American art historian (1889–1983)

Katharine McCook Knox (1889–1983) was an American art historian, best known for her history of the Frick Art Reference Library, and for curatorial work on presidential portraits.

== Personal life ==
Katharine McCook was born in Washington, D.C., in 1889 and was raised in New York City. Her parents were Anson George McCook, a Civil War general and Secretary of the Senate from New York, and Hettie Beatty. In 1911, she married Hugh Smith Knox, the son of Senator Philander Chase Knox, but divorced in 1916. She had one daughter, Kathleen Knox Smith.

== Career ==
Knox is known for her history of the Frick Art Reference Library, and for her work on presidential portraits, particularly on George Washington and Abraham Lincoln. Early in her career, she catalogued works of art in the White House art collection during the Herbert Hoover administration. She also served as consultant for exhibitions at the Smithsonian Institution, the Phillips Collection, the Textile Museum, the National Society Daughters of the American Revolution Museum, and the Corcoran Gallery of Art, all in Washington, D.C. She was awarded the Corcoran Gallery of Art's Medal of Merit in 1966. A member of the Washington, D.C., Republican Central Committee and program chair of the League of Republican Women of the District of Columbia, she rediscovered a portrait by G. P. A. Healy of Abraham Lincoln, and convinced the U. S. Post Office to select it for a commemorative stamp during the Lincoln Sesquicentennial celebration in 1959. In honor of this discovery, the Lincoln Sesquicentennial Commission awarded Knox the Abraham Lincoln medallion in 1960. She served as a consultant in 1963 for the book published by the United States Capitol Historical Society about the U.S. Capitol, We, the People. Knox was a Trustee of the Frick Art Reference Library.

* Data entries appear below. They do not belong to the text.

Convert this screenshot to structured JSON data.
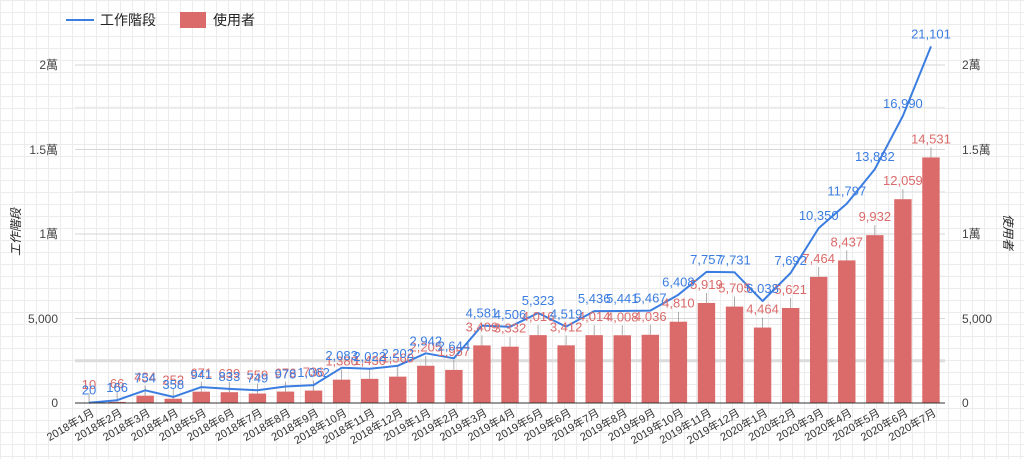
{
  "chart_data": {
    "type": "bar",
    "title": "",
    "xlabel": "",
    "ylabel": "工作階段",
    "ylabel_right": "使用者",
    "ylim": [
      0,
      20000
    ],
    "legend_position": "top-left",
    "grid": true,
    "y_tick_labels": [
      "0",
      "5,000",
      "1萬",
      "1.5萬",
      "2萬"
    ],
    "categories": [
      "2018年1月",
      "2018年2月",
      "2018年3月",
      "2018年4月",
      "2018年5月",
      "2018年6月",
      "2018年7月",
      "2018年8月",
      "2018年9月",
      "2018年10月",
      "2018年11月",
      "2018年12月",
      "2019年1月",
      "2019年2月",
      "2019年3月",
      "2019年4月",
      "2019年5月",
      "2019年6月",
      "2019年7月",
      "2019年8月",
      "2019年9月",
      "2019年10月",
      "2019年11月",
      "2019年12月",
      "2020年1月",
      "2020年2月",
      "2020年3月",
      "2020年4月",
      "2020年5月",
      "2020年6月",
      "2020年7月"
    ],
    "series": [
      {
        "name": "工作階段",
        "kind": "line",
        "color": "#3b7de0",
        "values": [
          20,
          166,
          754,
          358,
          941,
          833,
          749,
          978,
          1062,
          2083,
          2022,
          2202,
          2942,
          2644,
          4581,
          4506,
          5323,
          4519,
          5436,
          5441,
          5467,
          6408,
          7757,
          7731,
          6038,
          7692,
          10350,
          11797,
          13832,
          16990,
          21101
        ],
        "labels": [
          "20",
          "166",
          "754",
          "358",
          "941",
          "833",
          "749",
          "978",
          "1,062",
          "2,083",
          "2,022",
          "2,202",
          "2,942",
          "2,644",
          "4,581",
          "4,506",
          "5,323",
          "4,519",
          "5,436",
          "5,441",
          "5,467",
          "6,408",
          "7,757",
          "7,731",
          "6,038",
          "7,692",
          "10,350",
          "11,797",
          "13,832",
          "16,990",
          "21,101"
        ]
      },
      {
        "name": "使用者",
        "kind": "bar",
        "color": "#db6a6a",
        "values": [
          10,
          66,
          434,
          252,
          671,
          639,
          559,
          676,
          736,
          1380,
          1430,
          1560,
          2205,
          1957,
          3409,
          3332,
          4016,
          3412,
          4014,
          4008,
          4036,
          4810,
          5919,
          5705,
          4464,
          5621,
          7464,
          8437,
          9932,
          12059,
          14531
        ],
        "labels": [
          "10",
          "66",
          "434",
          "252",
          "671",
          "639",
          "559",
          "676",
          "736",
          "1,380",
          "1,430",
          "1,560",
          "2,205",
          "1,957",
          "3,409",
          "3,332",
          "4,016",
          "3,412",
          "4,014",
          "4,008",
          "4,036",
          "4,810",
          "5,919",
          "5,705",
          "4,464",
          "5,621",
          "7,464",
          "8,437",
          "9,932",
          "12,059",
          "14,531"
        ]
      }
    ]
  },
  "legend": {
    "line_label": "工作階段",
    "bar_label": "使用者"
  }
}
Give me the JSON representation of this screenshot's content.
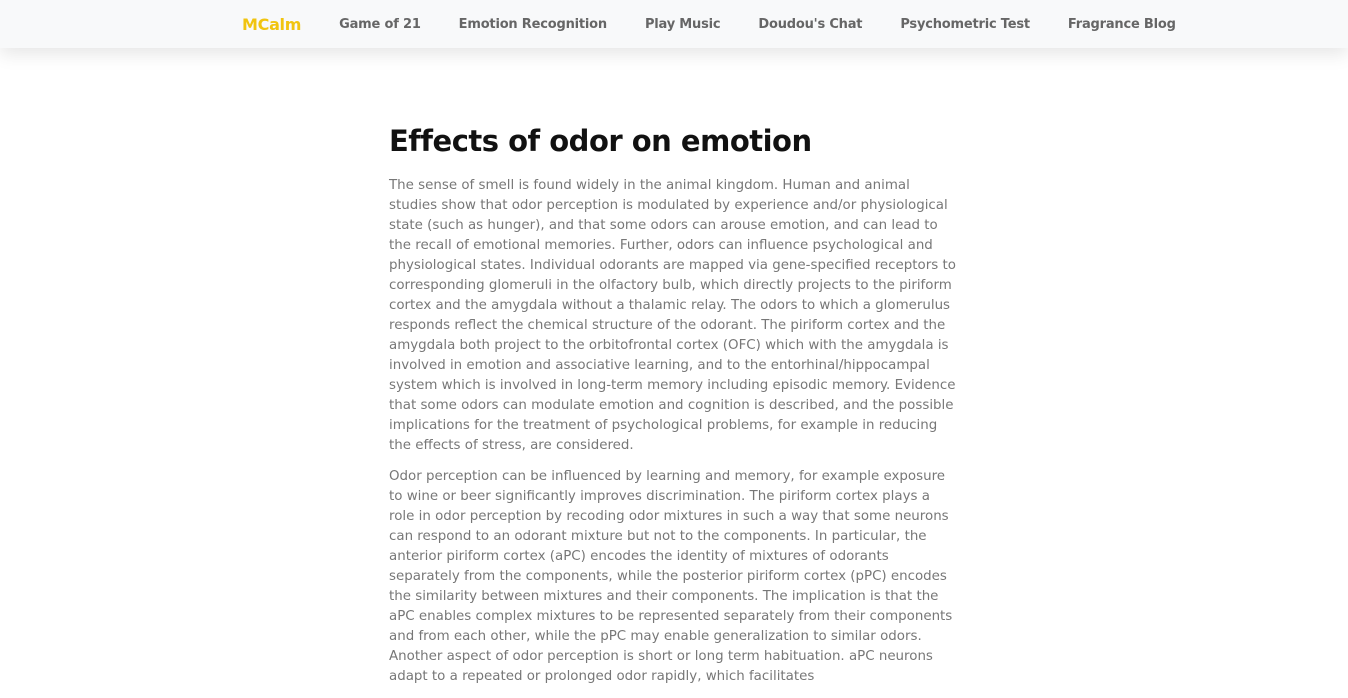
{
  "nav": {
    "brand": "MCalm",
    "links": [
      "Game of 21",
      "Emotion Recognition",
      "Play Music",
      "Doudou's Chat",
      "Psychometric Test",
      "Fragrance Blog"
    ]
  },
  "article": {
    "title": "Effects of odor on emotion",
    "paragraphs": [
      "The sense of smell is found widely in the animal kingdom. Human and animal studies show that odor perception is modulated by experience and/or physiological state (such as hunger), and that some odors can arouse emotion, and can lead to the recall of emotional memories. Further, odors can influence psychological and physiological states. Individual odorants are mapped via gene-specified receptors to corresponding glomeruli in the olfactory bulb, which directly projects to the piriform cortex and the amygdala without a thalamic relay. The odors to which a glomerulus responds reflect the chemical structure of the odorant. The piriform cortex and the amygdala both project to the orbitofrontal cortex (OFC) which with the amygdala is involved in emotion and associative learning, and to the entorhinal/hippocampal system which is involved in long-term memory including episodic memory. Evidence that some odors can modulate emotion and cognition is described, and the possible implications for the treatment of psychological problems, for example in reducing the effects of stress, are considered.",
      "Odor perception can be influenced by learning and memory, for example exposure to wine or beer significantly improves discrimination. The piriform cortex plays a role in odor perception by recoding odor mixtures in such a way that some neurons can respond to an odorant mixture but not to the components. In particular, the anterior piriform cortex (aPC) encodes the identity of mixtures of odorants separately from the components, while the posterior piriform cortex (pPC) encodes the similarity between mixtures and their components. The implication is that the aPC enables complex mixtures to be represented separately from their components and from each other, while the pPC may enable generalization to similar odors. Another aspect of odor perception is short or long term habituation. aPC neurons adapt to a repeated or prolonged odor rapidly, which facilitates"
    ]
  }
}
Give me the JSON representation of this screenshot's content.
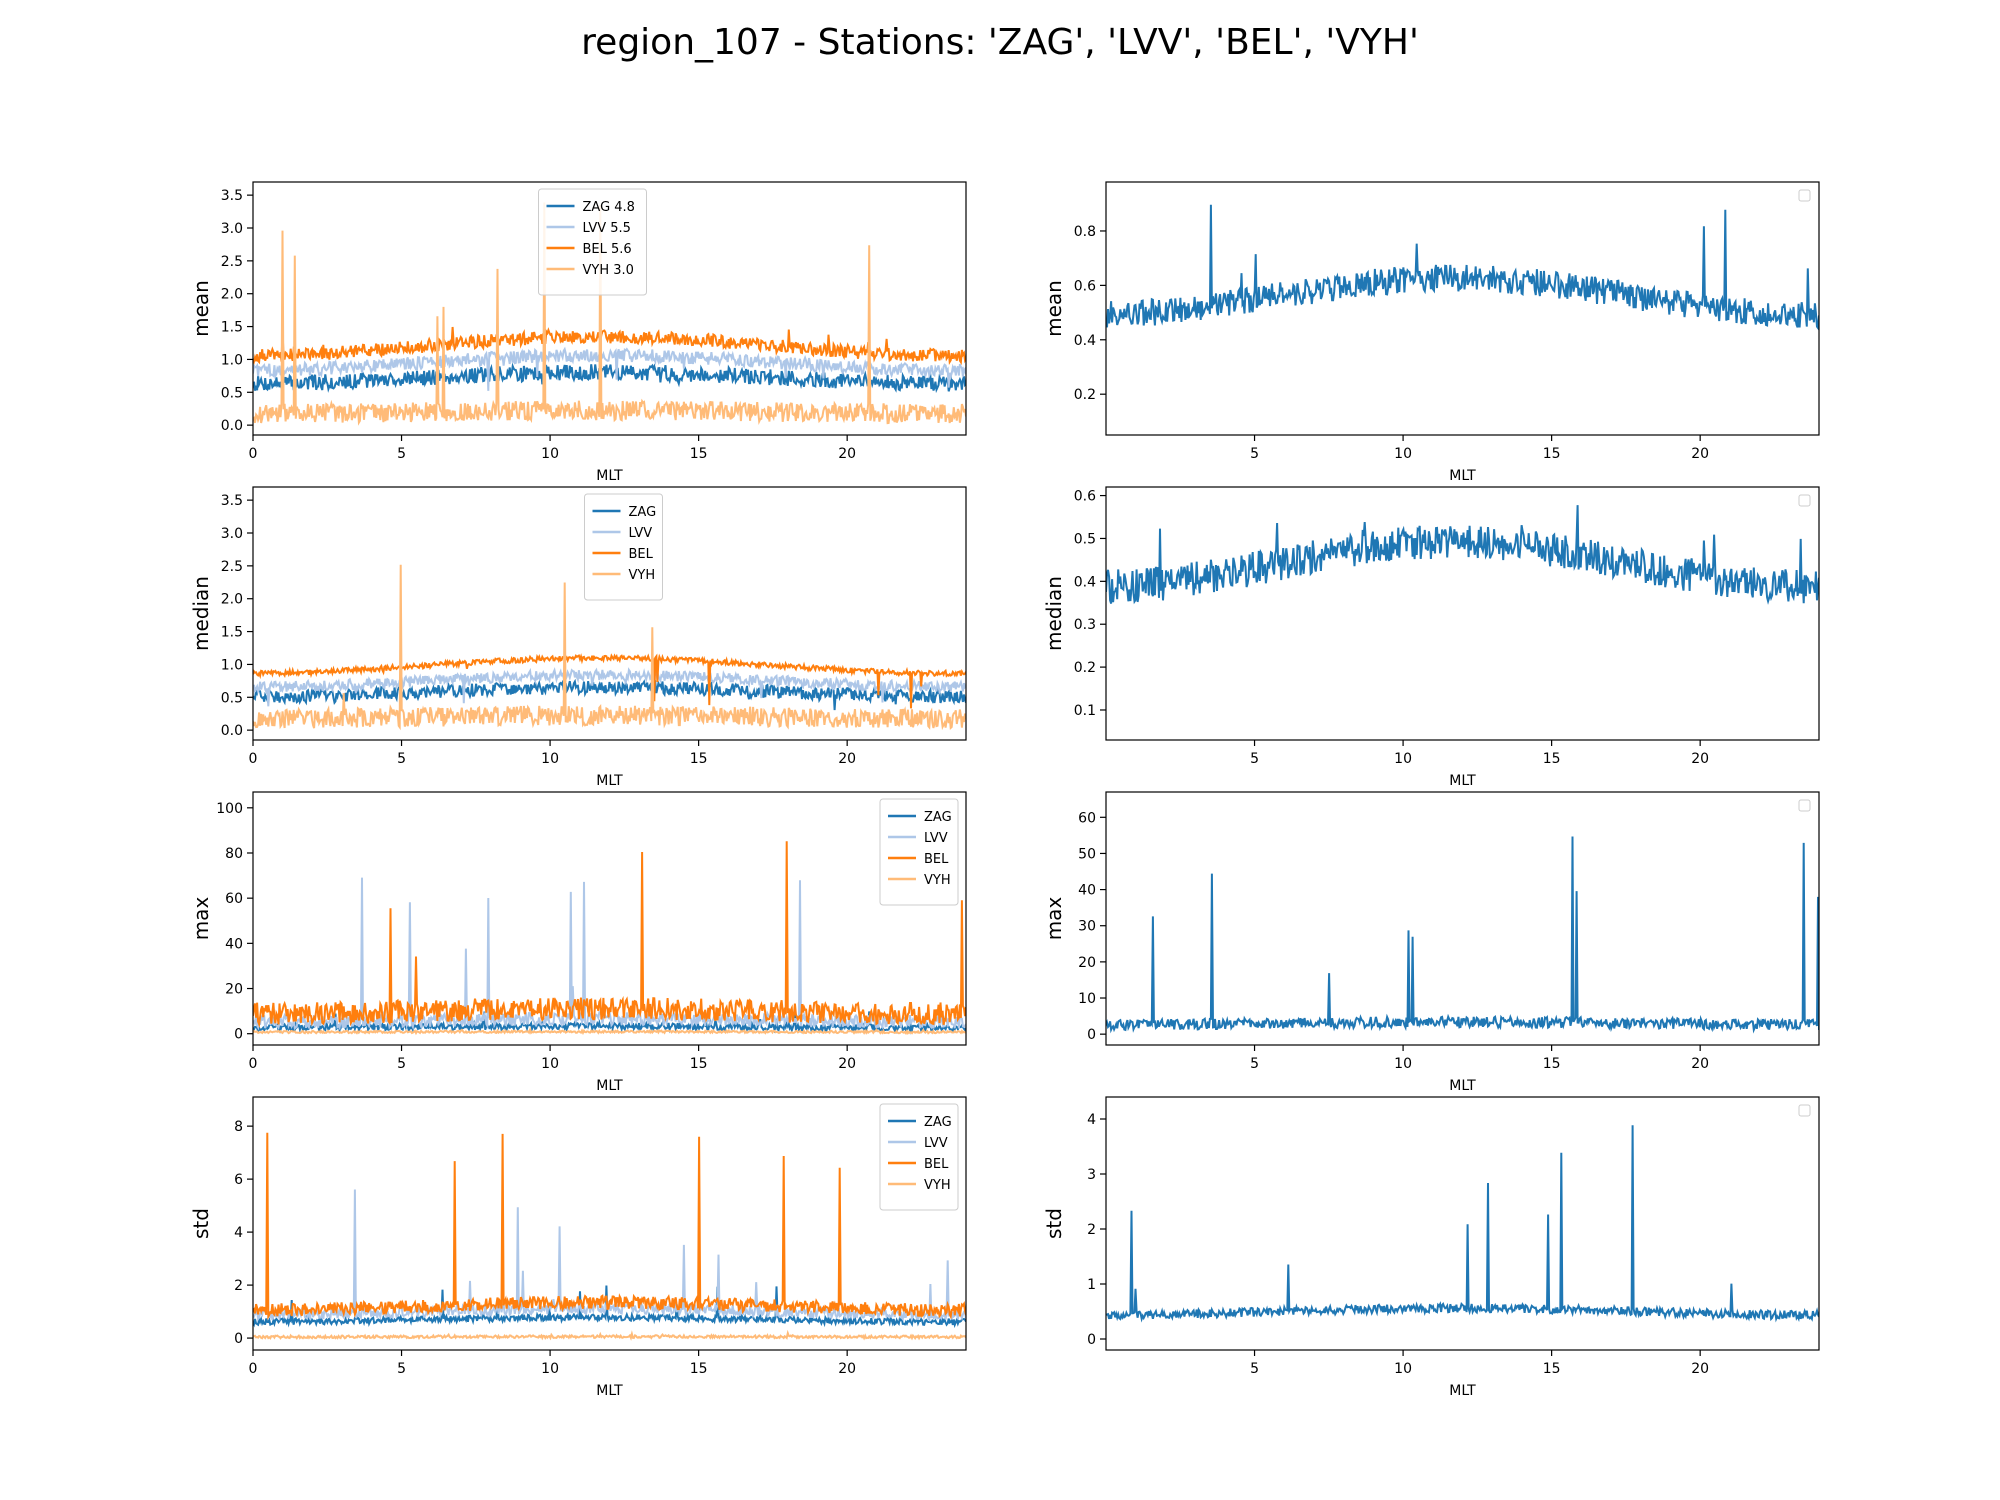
{
  "figure": {
    "title": "region_107 - Stations: 'ZAG', 'LVV', 'BEL', 'VYH'"
  },
  "colors": {
    "ZAG": "#1f77b4",
    "LVV": "#aec7e8",
    "BEL": "#ff7f0e",
    "VYH": "#ffbb78"
  },
  "chart_data": [
    {
      "type": "line",
      "ylabel": "mean",
      "xlabel": "MLT",
      "xlim": [
        0,
        24
      ],
      "ylim": [
        -0.15,
        3.7
      ],
      "xticks": [
        0,
        5,
        10,
        15,
        20
      ],
      "yticks": [
        0.0,
        0.5,
        1.0,
        1.5,
        2.0,
        2.5,
        3.0,
        3.5
      ],
      "legend": "upper-center",
      "series": [
        {
          "name": "ZAG 4.8",
          "station": "ZAG",
          "values_mean": 0.72,
          "values_noise": 0.12,
          "spike_scale": 0.6
        },
        {
          "name": "LVV 5.5",
          "station": "LVV",
          "values_mean": 0.95,
          "values_noise": 0.1,
          "spike_scale": 0.5
        },
        {
          "name": "BEL 5.6",
          "station": "BEL",
          "values_mean": 1.2,
          "values_noise": 0.1,
          "spike_scale": 1.5
        },
        {
          "name": "VYH 3.0",
          "station": "VYH",
          "values_mean": 0.2,
          "values_noise": 0.15,
          "spike_scale": 3.4
        }
      ]
    },
    {
      "type": "line",
      "ylabel": "mean",
      "xlabel": "MLT",
      "xlim": [
        0,
        24
      ],
      "ylim": [
        0.05,
        0.98
      ],
      "xticks": [
        5,
        10,
        15,
        20
      ],
      "yticks": [
        0.2,
        0.4,
        0.6,
        0.8
      ],
      "legend": "upper-right-empty",
      "series": [
        {
          "station": "ZAG",
          "values_mean": 0.56,
          "values_noise": 0.05,
          "spike_scale": 0.94
        }
      ]
    },
    {
      "type": "line",
      "ylabel": "median",
      "xlabel": "MLT",
      "xlim": [
        0,
        24
      ],
      "ylim": [
        -0.15,
        3.7
      ],
      "xticks": [
        0,
        5,
        10,
        15,
        20
      ],
      "yticks": [
        0.0,
        0.5,
        1.0,
        1.5,
        2.0,
        2.5,
        3.0,
        3.5
      ],
      "legend": "upper-center",
      "series": [
        {
          "name": "ZAG",
          "station": "ZAG",
          "values_mean": 0.58,
          "values_noise": 0.1,
          "spike_scale": 0.3
        },
        {
          "name": "LVV",
          "station": "LVV",
          "values_mean": 0.75,
          "values_noise": 0.08,
          "spike_scale": 0.3
        },
        {
          "name": "BEL",
          "station": "BEL",
          "values_mean": 0.98,
          "values_noise": 0.04,
          "spike_scale": 0.3
        },
        {
          "name": "VYH",
          "station": "VYH",
          "values_mean": 0.2,
          "values_noise": 0.15,
          "spike_scale": 3.4
        }
      ]
    },
    {
      "type": "line",
      "ylabel": "median",
      "xlabel": "MLT",
      "xlim": [
        0,
        24
      ],
      "ylim": [
        0.03,
        0.62
      ],
      "xticks": [
        5,
        10,
        15,
        20
      ],
      "yticks": [
        0.1,
        0.2,
        0.3,
        0.4,
        0.5,
        0.6
      ],
      "legend": "upper-right-empty",
      "series": [
        {
          "station": "ZAG",
          "values_mean": 0.44,
          "values_noise": 0.04,
          "spike_scale": 0.58
        }
      ]
    },
    {
      "type": "line",
      "ylabel": "max",
      "xlabel": "MLT",
      "xlim": [
        0,
        24
      ],
      "ylim": [
        -5,
        107
      ],
      "xticks": [
        0,
        5,
        10,
        15,
        20
      ],
      "yticks": [
        0,
        20,
        40,
        60,
        80,
        100
      ],
      "legend": "upper-right",
      "series": [
        {
          "name": "ZAG",
          "station": "ZAG",
          "values_mean": 3,
          "values_noise": 1.5,
          "spike_scale": 10
        },
        {
          "name": "LVV",
          "station": "LVV",
          "values_mean": 6,
          "values_noise": 3,
          "spike_scale": 70
        },
        {
          "name": "BEL",
          "station": "BEL",
          "values_mean": 10,
          "values_noise": 5,
          "spike_scale": 102
        },
        {
          "name": "VYH",
          "station": "VYH",
          "values_mean": 0.8,
          "values_noise": 0.5,
          "spike_scale": 2
        }
      ]
    },
    {
      "type": "line",
      "ylabel": "max",
      "xlabel": "MLT",
      "xlim": [
        0,
        24
      ],
      "ylim": [
        -3,
        67
      ],
      "xticks": [
        5,
        10,
        15,
        20
      ],
      "yticks": [
        0,
        10,
        20,
        30,
        40,
        50,
        60
      ],
      "legend": "upper-right-empty",
      "series": [
        {
          "station": "ZAG",
          "values_mean": 3,
          "values_noise": 1.5,
          "spike_scale": 64
        }
      ]
    },
    {
      "type": "line",
      "ylabel": "std",
      "xlabel": "MLT",
      "xlim": [
        0,
        24
      ],
      "ylim": [
        -0.45,
        9.1
      ],
      "xticks": [
        0,
        5,
        10,
        15,
        20
      ],
      "yticks": [
        0,
        2,
        4,
        6,
        8
      ],
      "legend": "upper-right",
      "series": [
        {
          "name": "ZAG",
          "station": "ZAG",
          "values_mean": 0.7,
          "values_noise": 0.12,
          "spike_scale": 2
        },
        {
          "name": "LVV",
          "station": "LVV",
          "values_mean": 1.0,
          "values_noise": 0.2,
          "spike_scale": 6
        },
        {
          "name": "BEL",
          "station": "BEL",
          "values_mean": 1.2,
          "values_noise": 0.25,
          "spike_scale": 8.7
        },
        {
          "name": "VYH",
          "station": "VYH",
          "values_mean": 0.05,
          "values_noise": 0.05,
          "spike_scale": 0.2
        }
      ]
    },
    {
      "type": "line",
      "ylabel": "std",
      "xlabel": "MLT",
      "xlim": [
        0,
        24
      ],
      "ylim": [
        -0.2,
        4.4
      ],
      "xticks": [
        5,
        10,
        15,
        20
      ],
      "yticks": [
        0,
        1,
        2,
        3,
        4
      ],
      "legend": "upper-right-empty",
      "series": [
        {
          "station": "ZAG",
          "values_mean": 0.5,
          "values_noise": 0.08,
          "spike_scale": 4.15
        }
      ]
    }
  ]
}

Knox died in Washington, D.C., on July 10, 1983.

==Publications==
- Knox, Katherine McCook. 1932. "Washington and his associates". American Magazine of Art. XXIV (6): 399–408.
- Surprise Personalities in Georgetown, D.C. 1958.
- The Story of the Frick Art Reference Library : The Early Years New York: The Library. 1979.
- The Sharples: Their Portraits of George Washington and his Contemporaries: A Diary and an Account of the Life and Work of James Sharples and his Family in England and America. New York Kennedy Graphics. 1972.